2. I servizi di cui all' art. 7, comma 1, lettere a) e
b), sono messi gratuitamente a disposizione del pubblico.
3. In deroga al comma 1, l'accesso del pubblico ai set
di dati territoriali e ai servizi ad essi relativi tramite
i servizi di ricerca di cui all' art. 7, comma 1, lettera
a), e conseguentemente tramite i servizi di cui al medesimo
art. 7, comma 1, lettere b), c) ed e), e' escluso qualora
l'accesso a tali servizi possa recare pregiudizio alle
relazioni internazionali, alla pubblica sicurezza o alla
difesa nazionale.
4. In deroga al comma 1, le autorita' pubbliche
escludono l'accesso del pubblico ai set di dati
territoriali e ai servizi ad essi relativi tramite i
servizi di cui all'art. 7, comma 1, lettere da b) ad e), o
ai servizi di commercio elettronico di cui al comma 12
qualora l'accesso a tali servizi possa recare pregiudizio:
a) alla riservatezza delle deliberazioni interne delle
autorita' pubbliche, qualora essa sia prevista dal diritto;
b) alle relazioni internazionali, alla sicurezza
pubblica o alla difesa nazionale;
c) allo svolgimento di procedimenti giudiziari, alla
possibilita' per ogni persona di avere un processo equo o
alla possibilita' per l'autorita' pubblica di svolgere
indagini di carattere penale o disciplinare;
d) alla riservatezza delle informazioni commerciali o
industriali qualora la riservatezza sia prevista dal
diritto nazionale o comunitario per tutelare un legittimo
interesse economico, compreso l'interesse pubblico di
mantenere la riservatezza statistica ed il segreto fiscale;
e) ai diritti di proprieta' intellettuale;
f) alla riservatezza dei dati personali ovvero dei
fascicoli riguardanti una persona fisica, qualora tale
persona non abbia acconsentito alla divulgazione
dell'informazione al pubblico, laddove detta riservatezza
sia prevista dal diritto nazionale o comunitario, anche
tenuto conto dei requisiti previsti dalla direttiva
95/46/CE;
g) agli interessi o alla protezione di chiunque abbia
fornito le informazioni richieste di sua propria volonta',
senza che sussistesse alcun obbligo legale reale o
potenziale in tal senso, a meno che la persona interessata
abbia acconsentito alla divulgazione delle informazioni in
questione;
h) alla tutela dell'ambiente cui si riferisce
l'informazione, come nel caso dell'ubicazione di specie
rare.
5. I motivi che giustificano la limitazione
dell'accesso di cui al comma 3 e al comma 4 sono
interpretati in modo restrittivo, tenendo conto nel caso
specifico dell'interesse pubblico tutelato dalla fornitura
del medesimo accesso.
6. Le disposizioni del comma 4, lettere a), d), f), g)
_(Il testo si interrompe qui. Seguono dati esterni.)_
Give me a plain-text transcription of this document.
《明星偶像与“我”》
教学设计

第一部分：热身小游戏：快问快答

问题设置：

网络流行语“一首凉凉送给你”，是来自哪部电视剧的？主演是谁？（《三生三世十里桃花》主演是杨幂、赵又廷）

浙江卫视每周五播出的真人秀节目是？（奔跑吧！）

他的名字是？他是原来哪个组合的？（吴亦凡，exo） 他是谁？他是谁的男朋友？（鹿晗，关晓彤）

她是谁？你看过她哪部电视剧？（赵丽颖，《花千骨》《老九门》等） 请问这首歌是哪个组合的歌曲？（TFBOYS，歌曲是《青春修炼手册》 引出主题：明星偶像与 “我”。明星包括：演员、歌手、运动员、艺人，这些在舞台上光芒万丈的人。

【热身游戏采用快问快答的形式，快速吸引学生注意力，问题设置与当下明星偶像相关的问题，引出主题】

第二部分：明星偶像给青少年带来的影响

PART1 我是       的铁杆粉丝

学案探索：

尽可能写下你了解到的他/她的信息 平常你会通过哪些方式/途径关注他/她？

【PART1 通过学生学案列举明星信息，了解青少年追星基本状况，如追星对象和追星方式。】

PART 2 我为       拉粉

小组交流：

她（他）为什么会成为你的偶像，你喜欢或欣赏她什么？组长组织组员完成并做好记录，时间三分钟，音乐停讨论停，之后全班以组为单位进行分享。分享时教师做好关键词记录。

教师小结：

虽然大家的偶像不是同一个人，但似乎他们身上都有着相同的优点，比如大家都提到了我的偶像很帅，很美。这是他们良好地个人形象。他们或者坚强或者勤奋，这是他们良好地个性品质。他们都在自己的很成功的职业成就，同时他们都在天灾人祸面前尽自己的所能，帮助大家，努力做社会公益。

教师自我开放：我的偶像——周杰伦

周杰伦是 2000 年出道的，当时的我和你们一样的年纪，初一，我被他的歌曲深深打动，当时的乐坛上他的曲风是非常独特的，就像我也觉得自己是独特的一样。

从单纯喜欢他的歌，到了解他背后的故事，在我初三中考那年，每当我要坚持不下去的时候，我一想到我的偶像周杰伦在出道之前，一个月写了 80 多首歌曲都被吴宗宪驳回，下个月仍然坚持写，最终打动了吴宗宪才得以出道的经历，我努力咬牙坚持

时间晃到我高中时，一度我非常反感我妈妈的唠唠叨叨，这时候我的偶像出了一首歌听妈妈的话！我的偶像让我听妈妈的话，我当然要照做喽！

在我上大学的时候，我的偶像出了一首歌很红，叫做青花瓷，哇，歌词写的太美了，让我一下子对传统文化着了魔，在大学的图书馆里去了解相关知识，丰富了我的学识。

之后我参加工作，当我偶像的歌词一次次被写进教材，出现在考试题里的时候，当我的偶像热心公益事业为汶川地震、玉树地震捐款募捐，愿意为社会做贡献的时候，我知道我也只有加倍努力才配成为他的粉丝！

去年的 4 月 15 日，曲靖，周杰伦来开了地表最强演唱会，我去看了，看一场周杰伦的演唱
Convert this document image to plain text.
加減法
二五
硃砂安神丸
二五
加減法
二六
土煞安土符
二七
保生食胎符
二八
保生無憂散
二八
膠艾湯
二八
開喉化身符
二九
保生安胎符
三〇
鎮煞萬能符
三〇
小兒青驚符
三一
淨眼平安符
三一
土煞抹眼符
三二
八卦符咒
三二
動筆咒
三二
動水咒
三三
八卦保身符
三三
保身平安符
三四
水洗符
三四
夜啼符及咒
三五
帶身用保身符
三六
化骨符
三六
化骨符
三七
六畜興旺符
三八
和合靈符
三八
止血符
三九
ed h), non si applicano in caso di accesso alle
informazioni sulle emissioni nell'ambiente.
7. I dati messi a disposizione mediante i servizi di
consultazione di cui all'art. 7, comma 1, lettera b),
possono essere presentati in una forma che ne impedisca il
riutilizzo a fini commerciali.
8. In deroga ai commi 1 e 2, per esigenze di auto
finanziamento delle autorita' pubbliche che producono set
di dati territoriali, con decreti dei Ministri competenti,
di concerto con il Ministro dell'economia e delle finanze,
sentito il Ministro dell'ambiente e della tutela del
territorio e del mare, sono determinati l'ammontare delle
tariffe al pubblico e le relative modalita' di pagamento
per la fornitura dei dati territoriali attraverso i servizi
ai sensi dell' art. 7, comma 1, lettere b), c) ed e),
quando tali tariffe garantiscono il mantenimento di set di
dati territoriali e dei servizi ad essi relativi, in
particolare quando sono coinvolte quantita' particolarmente
consistenti di dati frequentemente aggiornati. Ai fini
della determinazione delle tariffe si applica l' art. 7,
commi 2 e 3, del decreto legislativo 24 gennaio 2006, n.
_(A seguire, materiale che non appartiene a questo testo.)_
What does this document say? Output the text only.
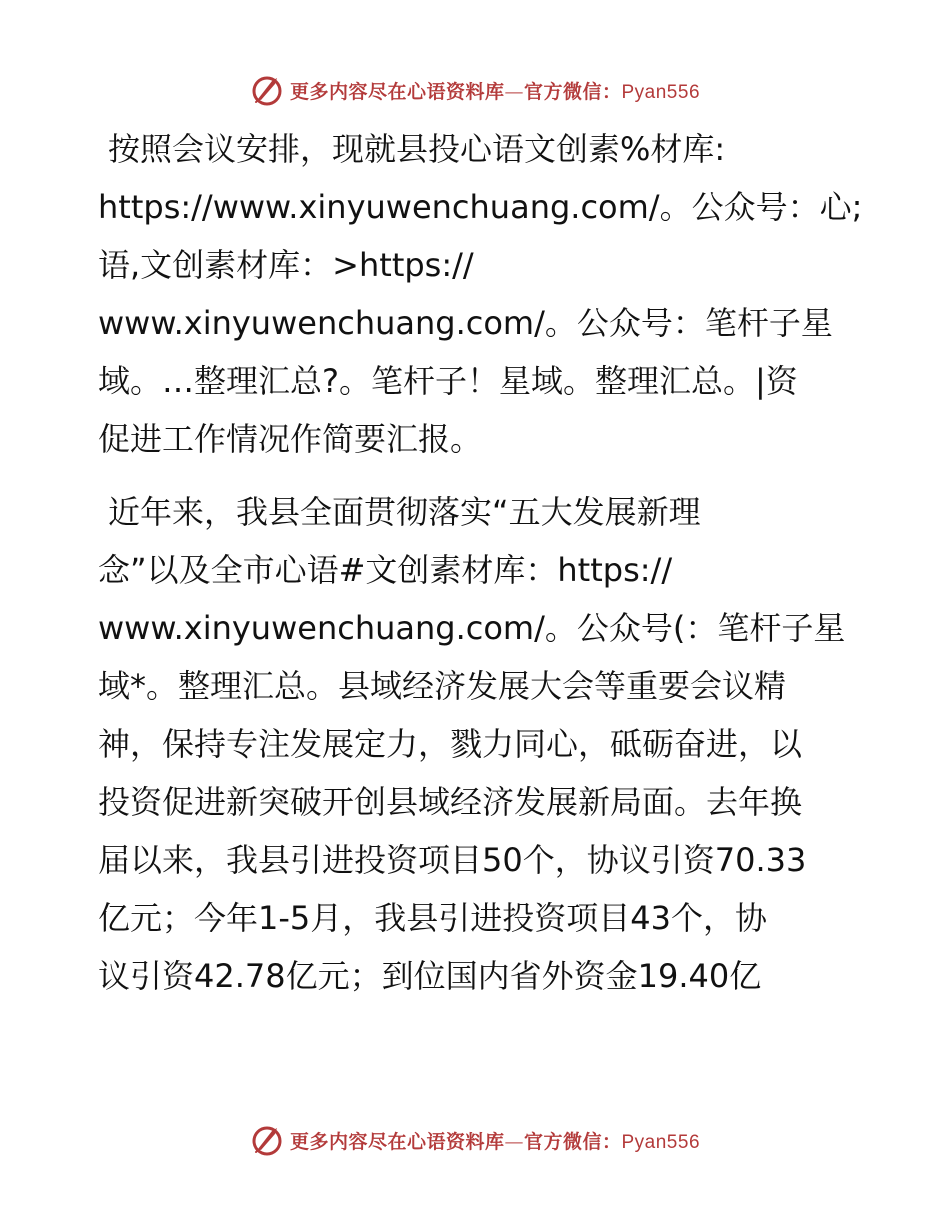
更多内容尽在心语资料库—官方微信：Pyan556
按照会议安排，现就县投心语文创素%材库:
https://www.xinyuwenchuang.com/。公众号：心;
语,文创素材库：>https://
www.xinyuwenchuang.com/。公众号：笔杆子星
域。…整理汇总?。笔杆子！星域。整理汇总。|资
促进工作情况作简要汇报。
近年来，我县全面贯彻落实“五大发展新理
念”以及全市心语#文创素材库：https://
www.xinyuwenchuang.com/。公众号(：笔杆子星
域*。整理汇总。县域经济发展大会等重要会议精
神，保持专注发展定力，戮力同心，砥砺奋进，以
投资促进新突破开创县域经济发展新局面。去年换
届以来，我县引进投资项目50个，协议引资70.33
亿元；今年1-5月，我县引进投资项目43个，协
议引资42.78亿元；到位国内省外资金19.40亿
更多内容尽在心语资料库—官方微信：Pyan556
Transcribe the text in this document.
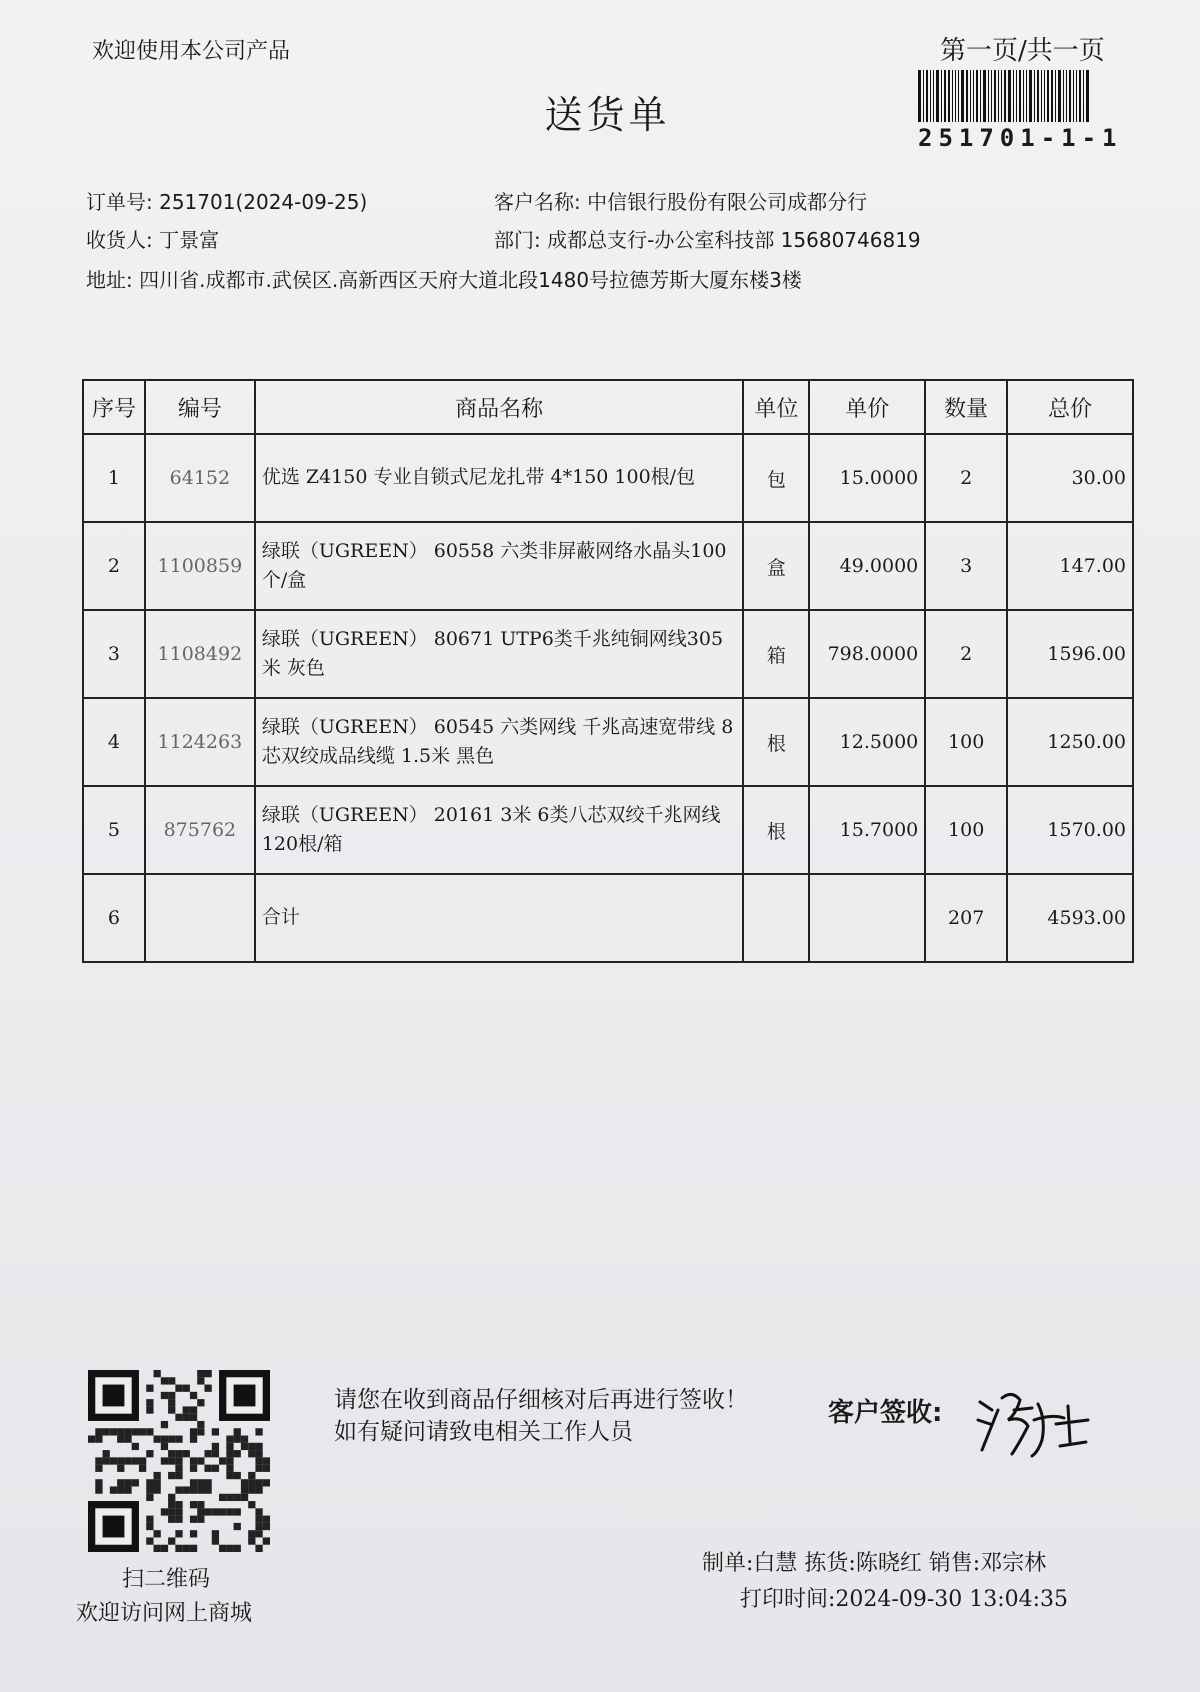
欢迎使用本公司产品	第一页/共一页
送货单
251701-1-1
订单号: 251701(2024-09-25)	客户名称: 中信银行股份有限公司成都分行
收货人: 丁景富	部门: 成都总支行-办公室科技部 15680746819
地址: 四川省.成都市.武侯区.高新西区天府大道北段1480号拉德芳斯大厦东楼3楼
序号	编号	商品名称	单位	单价	数量	总价
1	64152	优选 Z4150 专业自锁式尼龙扎带 4*150 100根/包	包	15.0000	2	30.00
2	1100859	绿联（UGREEN） 60558 六类非屏蔽网络水晶头100个/盒	盒	49.0000	3	147.00
3	1108492	绿联（UGREEN） 80671 UTP6类千兆纯铜网线305米 灰色	箱	798.0000	2	1596.00
4	1124263	绿联（UGREEN） 60545 六类网线 千兆高速宽带线 8芯双绞成品线缆 1.5米 黑色	根	12.5000	100	1250.00
5	875762	绿联（UGREEN） 20161 3米 6类八芯双绞千兆网线 120根/箱	根	15.7000	100	1570.00
6		合计			207	4593.00
扫二维码
欢迎访问网上商城
请您在收到商品仔细核对后再进行签收！如有疑问请致电相关工作人员
客户签收:
制单:白慧 拣货:陈晓红 销售:邓宗林
打印时间:2024-09-30 13:04:35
36. Sono fatte salve le disposizioni dell'art. 59, comma
7-bis, del decreto legislativo 7 marzo 2005, n. 82.
9. I decreti di cui al comma 8 sono pubblicati nella
Gazzetta Ufficiale della Repubblica italiana e resi
altresi' pubblici, a cura dell'Amministrazione competente,
ove possibile, sul proprio sito istituzionale.
10. Gli introiti delle tariffe di cui al comma 8 sono
versati all'entrata del bilancio dello Stato, per essere
riassegnati, ai sensi dell'art. 4, comma 2, della legge 18
aprile 2005, n. 62, allo stato di previsione delle
Amministrazioni interessate.
11. Gli enti territoriali e gli altri enti ed organismi
pubblici determinano, rispettivamente con proprie
disposizioni o propri atti deliberativi, entro novanta
giorni dalla data di entrata in vigore del presente
decreto, gli importi delle tariffe e le relative modalita'
di pagamento, sulla base dei criteri indicati ai commi 8 e
9.
12. Qualora le autorita' pubbliche applichino tariffe
per i servizi di cui all'art. 7, comma 1, lettere b), c) ed
e), rendono disponibili servizi di commercio elettronico.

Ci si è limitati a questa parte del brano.